El cambio de rumbo político ha estado liderado por los socialdemócratas y por una mujer, Mette Frederiksen, que a los 41 años podría convertirse en la primera ministra más joven de la historia del país.

"Habeis elegido que en Dinamarca haya una nueva mayoría, que Dinamarca tome otra dirección.
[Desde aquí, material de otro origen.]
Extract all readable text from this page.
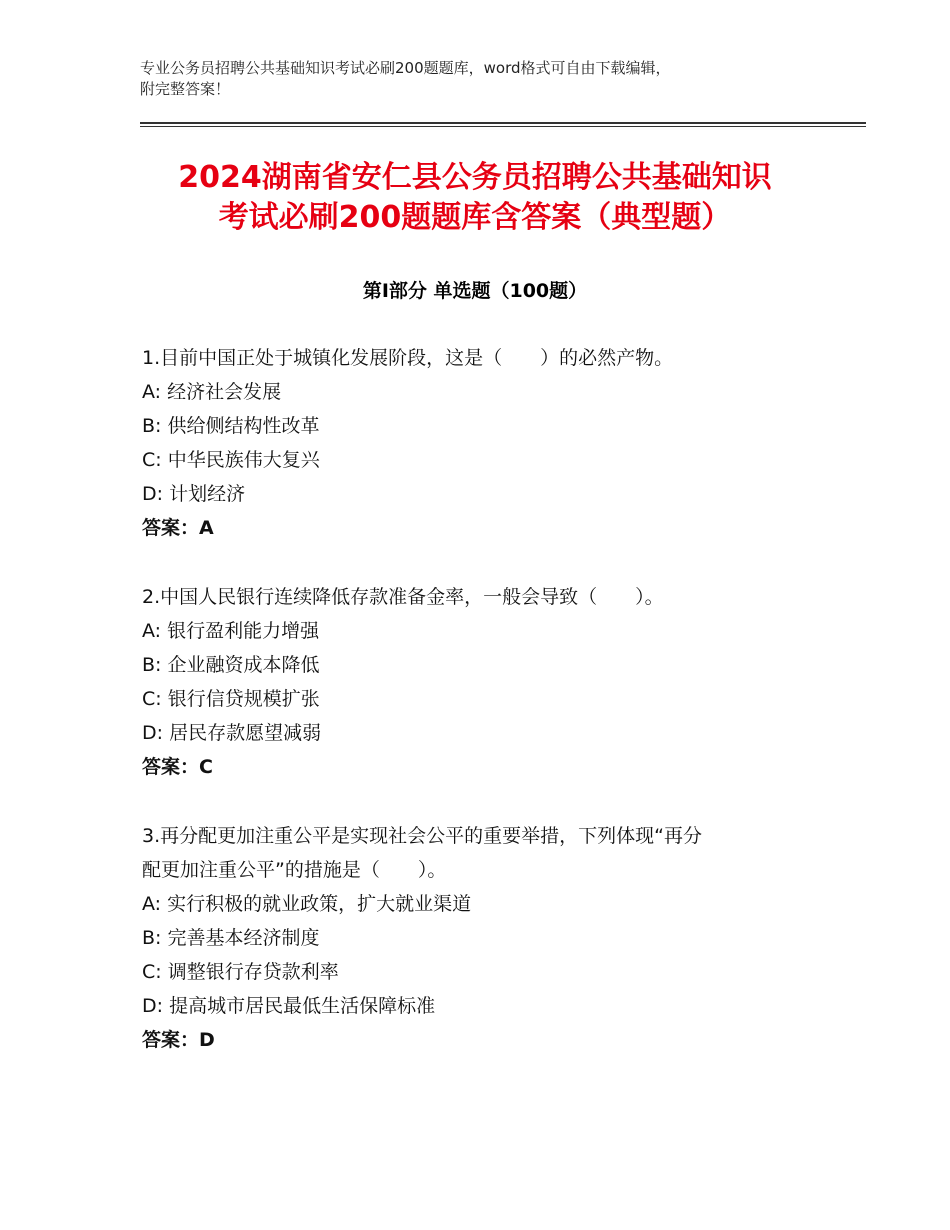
专业公务员招聘公共基础知识考试必刷200题题库，word格式可自由下载编辑，
附完整答案！
2024湖南省安仁县公务员招聘公共基础知识
考试必刷200题题库含答案（典型题）
第Ⅰ部分 单选题（100题）
1.目前中国正处于城镇化发展阶段，这是（　　）的必然产物。
A: 经济社会发展
B: 供给侧结构性改革
C: 中华民族伟大复兴
D: 计划经济
答案：A
2.中国人民银行连续降低存款准备金率，一般会导致（　　）。
A: 银行盈利能力增强
B: 企业融资成本降低
C: 银行信贷规模扩张
D: 居民存款愿望减弱
答案：C
3.再分配更加注重公平是实现社会公平的重要举措，下列体现“再分
配更加注重公平”的措施是（　　）。
A: 实行积极的就业政策，扩大就业渠道
B: 完善基本经济制度
C: 调整银行存贷款利率
D: 提高城市居民最低生活保障标准
答案：D
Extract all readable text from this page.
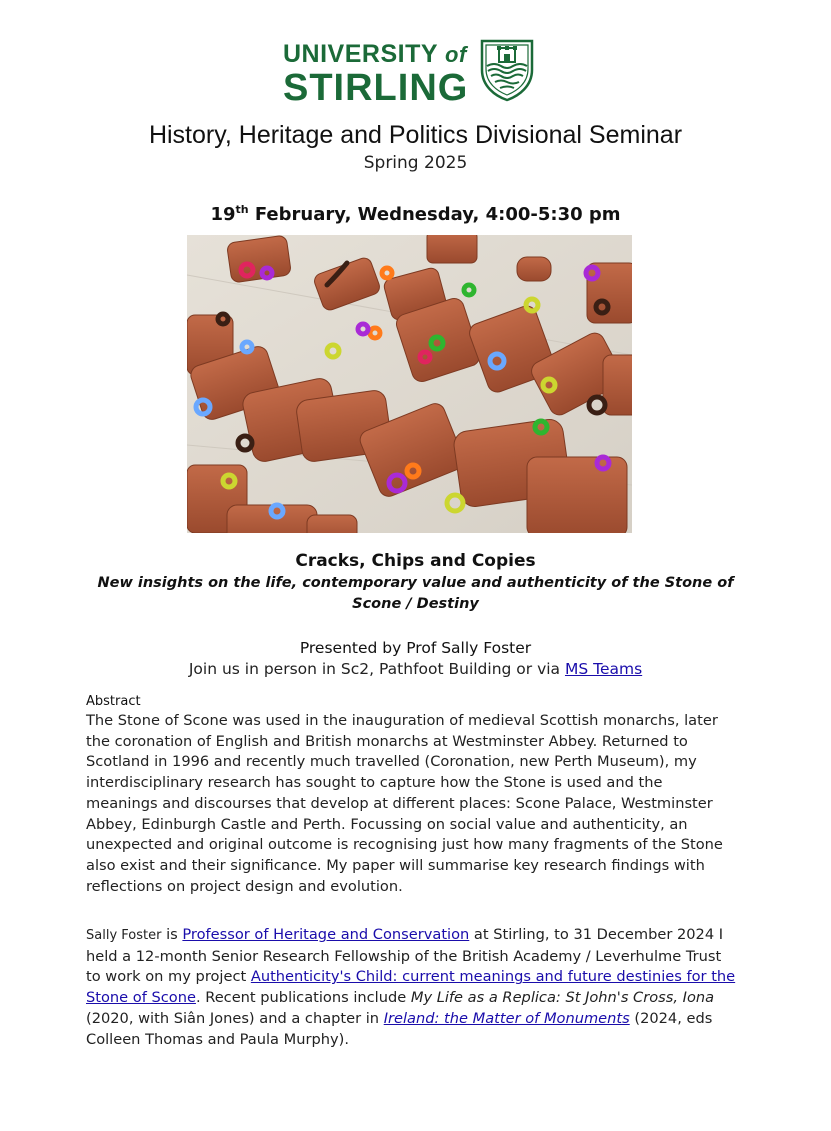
UNIVERSITY of
STIRLING
History, Heritage and Politics Divisional Seminar
Spring 2025
19th February, Wednesday, 4:00-5:30 pm
Cracks, Chips and Copies
New insights on the life, contemporary value and authenticity of the Stone of Scone / Destiny
Presented by Prof Sally Foster
Join us in person in Sc2, Pathfoot Building or via MS Teams
Abstract
The Stone of Scone was used in the inauguration of medieval Scottish monarchs, later the coronation of English and British monarchs at Westminster Abbey. Returned to Scotland in 1996 and recently much travelled (Coronation, new Perth Museum), my interdisciplinary research has sought to capture how the Stone is used and the meanings and discourses that develop at different places: Scone Palace, Westminster Abbey, Edinburgh Castle and Perth. Focussing on social value and authenticity, an unexpected and original outcome is recognising just how many fragments of the Stone also exist and their significance. My paper will summarise key research findings with reflections on project design and evolution.
Sally Foster is Professor of Heritage and Conservation at Stirling, to 31 December 2024 I held a 12-month Senior Research Fellowship of the British Academy / Leverhulme Trust to work on my project Authenticity's Child: current meanings and future destinies for the Stone of Scone. Recent publications include My Life as a Replica: St John's Cross, Iona (2020, with Siân Jones) and a chapter in Ireland: the Matter of Monuments (2024, eds Colleen Thomas and Paula Murphy).
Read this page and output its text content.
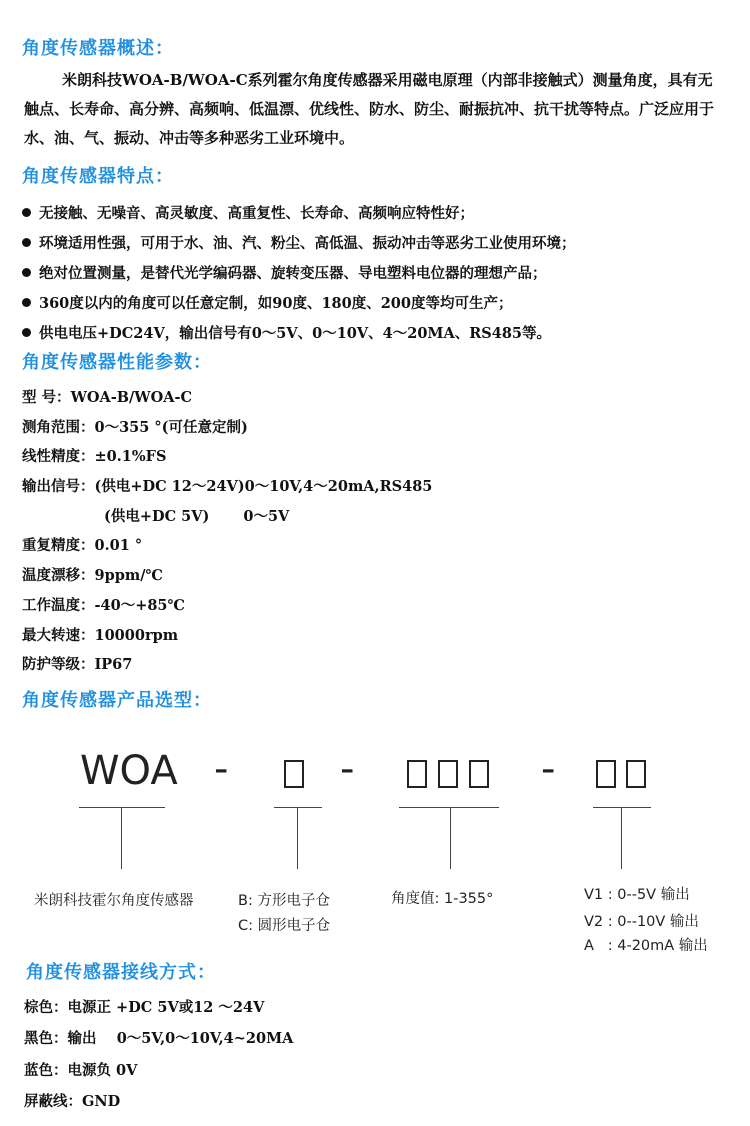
角度传感器概述：

米朗科技WOA-B/WOA-C系列霍尔角度传感器采用磁电原理（内部非接触式）测量角度，具有无触点、长寿命、高分辨、高频响、低温漂、优线性、防水、防尘、耐振抗冲、抗干扰等特点。广泛应用于水、油、气、振动、冲击等多种恶劣工业环境中。

角度传感器特点：
无接触、无噪音、高灵敏度、高重复性、长寿命、高频响应特性好；
环境适用性强，可用于水、油、汽、粉尘、高低温、振动冲击等恶劣工业使用环境；
绝对位置测量，是替代光学编码器、旋转变压器、导电塑料电位器的理想产品；
360度以内的角度可以任意定制，如90度、180度、200度等均可生产；
供电电压+DC24V，输出信号有0～5V、0～10V、4～20MA、RS485等。
角度传感器性能参数：
型 号：WOA-B/WOA-C
测角范围：0～355 °(可任意定制)
线性精度：±0.1%FS
输出信号：(供电+DC 12～24V)0～10V,4～20mA,RS485
(供电+DC 5V) 0～5V
重复精度：0.01 °
温度漂移：9ppm/℃
工作温度：-40～+85℃
最大转速：10000rpm
防护等级：IP67
角度传感器产品选型：
WOA -	-	-
米朗科技霍尔角度传感器	B: 方形电子仓
C: 圆形电子仓
角度值: 1-355°	V1 : 0--5V 输出
V2 : 0--10V 输出
A   : 4-20mA 输出
角度传感器接线方式：
棕色：电源正 +DC 5V或12 ～24V
黑色：输出    0～5V,0～10V,4~20MA
蓝色：电源负 0V
屏蔽线：GND
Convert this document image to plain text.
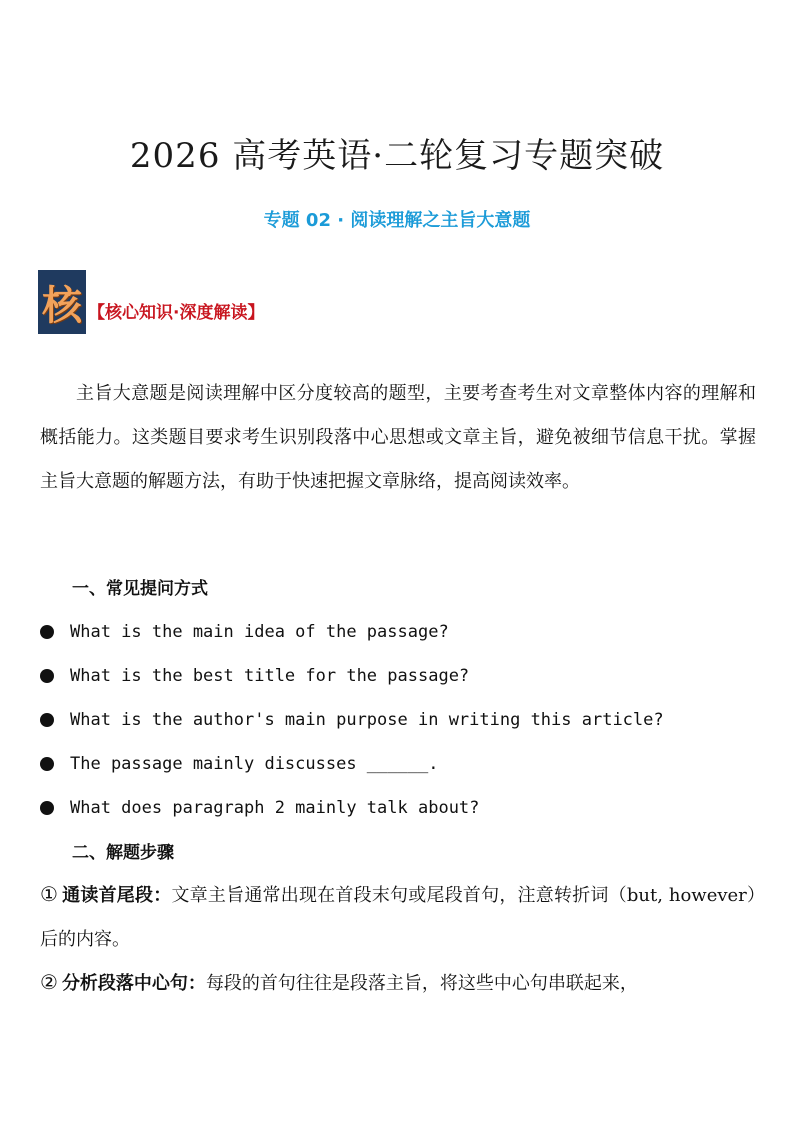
2026 高考英语·二轮复习专题突破
专题 02 · 阅读理解之主旨大意题
核 【核心知识·深度解读】

主旨大意题是阅读理解中区分度较高的题型，主要考查考生对文章整体内容的理解和概括能力。这类题目要求考生识别段落中心思想或文章主旨，避免被细节信息干扰。掌握主旨大意题的解题方法，有助于快速把握文章脉络，提高阅读效率。

一、常见提问方式
What is the main idea of the passage?
What is the best title for the passage?
What is the author's main purpose in writing this article?
The passage mainly discusses ______.
What does paragraph 2 mainly talk about?
二、解题步骤
① 通读首尾段：文章主旨通常出现在首段末句或尾段首句，注意转折词（but, however）后的内容。
② 分析段落中心句：每段的首句往往是段落主旨，将这些中心句串联起来，
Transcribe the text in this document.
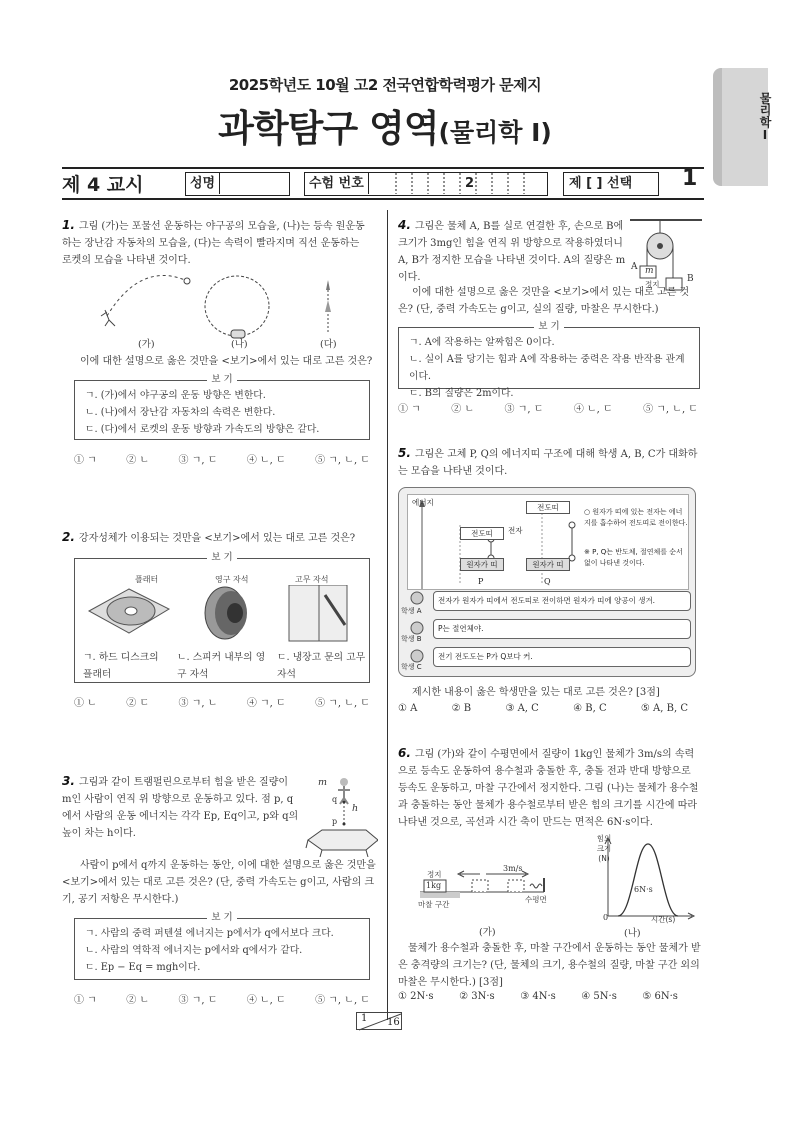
2025학년도 10월 고2 전국연합학력평가 문제지
과학탐구 영역(물리학 Ⅰ)	물리학Ⅰ
제 4 교시	성명	수험 번호	2	제 [ ] 선택	1
1. 그림 (가)는 포물선 운동하는 야구공의 모습을, (나)는 등속 원운동하는 장난감 자동차의 모습을, (다)는 속력이 빨라지며 직선 운동하는 로켓의 모습을 나타낸 것이다.
(가)	(나)	(다)
이에 대한 설명으로 옳은 것만을 <보기>에서 있는 대로 고른 것은?
보 기
ㄱ. (가)에서 야구공의 운동 방향은 변한다.
ㄴ. (나)에서 장난감 자동차의 속력은 변한다.
ㄷ. (다)에서 로켓의 운동 방향과 가속도의 방향은 같다.
① ㄱ	② ㄴ	③ ㄱ, ㄷ	④ ㄴ, ㄷ	⑤ ㄱ, ㄴ, ㄷ
2. 강자성체가 이용되는 것만을 <보기>에서 있는 대로 고른 것은?
보 기
플래터	영구 자석	고무 자석
ㄱ. 하드 디스크의 플래터
ㄴ. 스피커 내부의 영구 자석
ㄷ. 냉장고 문의 고무 자석
① ㄴ	② ㄷ	③ ㄱ, ㄴ	④ ㄱ, ㄷ	⑤ ㄱ, ㄴ, ㄷ
3. 그림과 같이 트램펄린으로부터 힘을 받은 질량이 m인 사람이 연직 위 방향으로 운동하고 있다. 점 p, q에서 사람의 운동 에너지는 각각 Ep, Eq이고, p와 q의 높이 차는 h이다.
m
q
h
p
사람이 p에서 q까지 운동하는 동안, 이에 대한 설명으로 옳은 것만을 <보기>에서 있는 대로 고른 것은? (단, 중력 가속도는 g이고, 사람의 크기, 공기 저항은 무시한다.)
보 기
ㄱ. 사람의 중력 퍼텐셜 에너지는 p에서가 q에서보다 크다.
ㄴ. 사람의 역학적 에너지는 p에서와 q에서가 같다.
ㄷ. Ep − Eq = mgh이다.
① ㄱ	② ㄴ	③ ㄱ, ㄷ	④ ㄴ, ㄷ	⑤ ㄱ, ㄴ, ㄷ
4. 그림은 물체 A, B를 실로 연결한 후, 손으로 B에 크기가 3mg인 힘을 연직 위 방향으로 작용하였더니 A, B가 정지한 모습을 나타낸 것이다. A의 질량은 m이다.
A m
정지
B
이에 대한 설명으로 옳은 것만을 <보기>에서 있는 대로 고른 것은? (단, 중력 가속도는 g이고, 실의 질량, 마찰은 무시한다.)
보 기
ㄱ. A에 작용하는 알짜힘은 0이다.
ㄴ. 실이 A를 당기는 힘과 A에 작용하는 중력은 작용 반작용 관계이다.
ㄷ. B의 질량은 2m이다.
① ㄱ	② ㄴ	③ ㄱ, ㄷ	④ ㄴ, ㄷ	⑤ ㄱ, ㄴ, ㄷ
5. 그림은 고체 P, Q의 에너지띠 구조에 대해 학생 A, B, C가 대화하는 모습을 나타낸 것이다.
에너지
전도띠
원자가 띠
전도띠
원자가 띠
전자
P	Q
○ 원자가 띠에 있는 전자는 에너지를 흡수하여 전도띠로 전이한다.
※ P, Q는 반도체, 절연체를 순서 없이 나타낸 것이다.
학생 A
학생 B
학생 C
전자가 원자가 띠에서 전도띠로 전이하면 원자가 띠에 양공이 생겨.
P는 절연체야.
전기 전도도는 P가 Q보다 커.
제시한 내용이 옳은 학생만을 있는 대로 고른 것은? [3점]
① A	② B	③ A, C	④ B, C	⑤ A, B, C
6. 그림 (가)와 같이 수평면에서 질량이 1kg인 물체가 3m/s의 속력으로 등속도 운동하여 용수철과 충돌한 후, 충돌 전과 반대 방향으로 등속도 운동하고, 마찰 구간에서 정지한다. 그림 (나)는 물체가 용수철과 충돌하는 동안 물체가 용수철로부터 받은 힘의 크기를 시간에 따라 나타낸 것으로, 곡선과 시간 축이 만드는 면적은 6N·s이다.
정지
1kg
3m/s
마찰 구간
수평면
(가)
힘의 크기 (N)
6N·s
0	시간(s)
(나)
물체가 용수철과 충돌한 후, 마찰 구간에서 운동하는 동안 물체가 받은 충격량의 크기는? (단, 물체의 크기, 용수철의 질량, 마찰 구간 외의 마찰은 무시한다.) [3점]
① 2N·s	② 3N·s	③ 4N·s	④ 5N·s	⑤ 6N·s
1 16
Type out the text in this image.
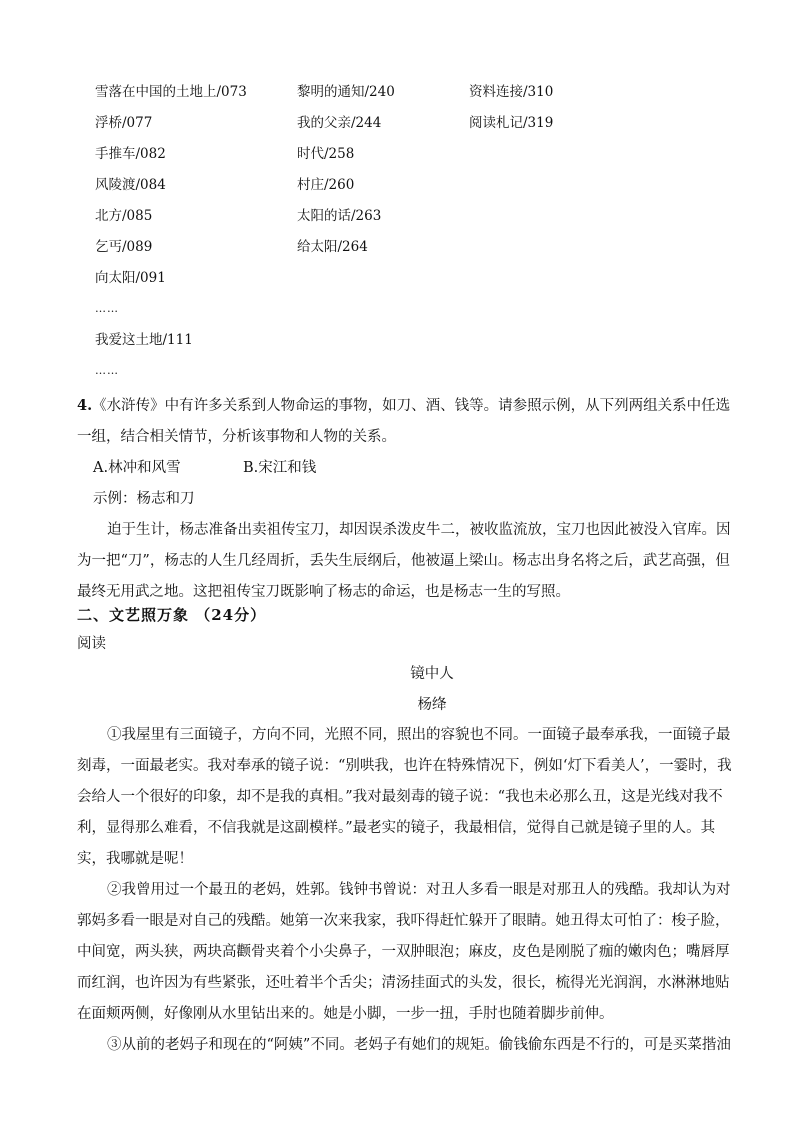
雪落在中国的土地上/073	黎明的通知/240	资料连接/310
浮桥/077	我的父亲/244	阅读札记/319
手推车/082	时代/258
风陵渡/084	村庄/260
北方/085	太阳的话/263
乞丐/089	给太阳/264
向太阳/091
……
我爱这土地/111
……
4.《水浒传》中有许多关系到人物命运的事物，如刀、酒、钱等。请参照示例，从下列两组关系中任选
一组，结合相关情节，分析该事物和人物的关系。
A.林冲和风雪	B.宋江和钱
示例：杨志和刀
迫于生计，杨志准备出卖祖传宝刀，却因误杀泼皮牛二，被收监流放，宝刀也因此被没入官库。因
为一把“刀”，杨志的人生几经周折，丢失生辰纲后，他被逼上梁山。杨志出身名将之后，武艺高强，但
最终无用武之地。这把祖传宝刀既影响了杨志的命运，也是杨志一生的写照。
二、文艺照万象 （24分）
阅读
镜中人
杨绛
①我屋里有三面镜子，方向不同，光照不同，照出的容貌也不同。一面镜子最奉承我，一面镜子最
刻毒，一面最老实。我对奉承的镜子说：“别哄我，也许在特殊情况下，例如‘灯下看美人’，一霎时，我
会给人一个很好的印象，却不是我的真相。”我对最刻毒的镜子说：“我也未必那么丑，这是光线对我不
利，显得那么难看，不信我就是这副模样。”最老实的镜子，我最相信，觉得自己就是镜子里的人。其
实，我哪就是呢！
②我曾用过一个最丑的老妈，姓郭。钱钟书曾说：对丑人多看一眼是对那丑人的残酷。我却认为对
郭妈多看一眼是对自己的残酷。她第一次来我家，我吓得赶忙躲开了眼睛。她丑得太可怕了：梭子脸，
中间宽，两头狭，两块高颧骨夹着个小尖鼻子，一双肿眼泡；麻皮，皮色是刚脱了痂的嫩肉色；嘴唇厚
而红润，也许因为有些紧张，还吐着半个舌尖；清汤挂面式的头发，很长，梳得光光润润，水淋淋地贴
在面颊两侧，好像刚从水里钻出来的。她是小脚，一步一扭，手肘也随着脚步前伸。
③从前的老妈子和现在的“阿姨”不同。老妈子有她们的规矩。偷钱偷东西是不行的，可是买菜揩油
Habéis elegido que Dinamarca tenga un nuevo Gobierno", dijo Frederiksen entre aplausos de sus seguidores.

Los socialdemócratas ganan con algo más del 26 % de los votos y la promesa de pactar con la derecha en materia migratoria y con la izquierda, en los temas económicos y ecológicos que, como en el resto de Europa, mueven cada vez a más votantes.

"El partido socialdemócrata tiene una mejor política climática y eso es lo que estaba buscando", comenta una joven estudiante.

El bloque gubernamental del primer ministro Rasmussen no podrá volver a gobernar

El centroizquierda suma cerca del 49 % de los votos, frente al 41 % del bloque gubernamental del primer ministro Lars Lokke Rasmussen. Su Partido Liberal sube cuatro puntos, hasta el 23,5 %, pero no podrá gobernar.

"De este noche nos quedamos con los resultados de nuestra formación, que es la que más progresa. Pero el sabor es agridulce, porque el bloque de los partidos azules está en minoría", reconoció el primer ministro.

La derrota de Rasmussen se explica, sobre todo, por el hundimiento en las urnas del xenófobo Partido Popular Danés, que ha bajado del 21,1 % al 8,8 % de los votos, su peor resultado desde 1998, cuando concurrió por primera vez en las elecciones.

El DF ha sido árbitro de la política nacional en las últimas dos década, pues ha apoyado todos los ejecutivos liberal-conservadores desde 2001, incluido el de Rasmussen, y marcado la dura línea danesa en materia migratoria desde entonces.

Los analistas explican este hundimiento porque las grandes fuerzas políticas han asumido sus posiciones en inmigración y por el surgimiento de dos nuevos partidos de derecha, que han fragmentado el voto.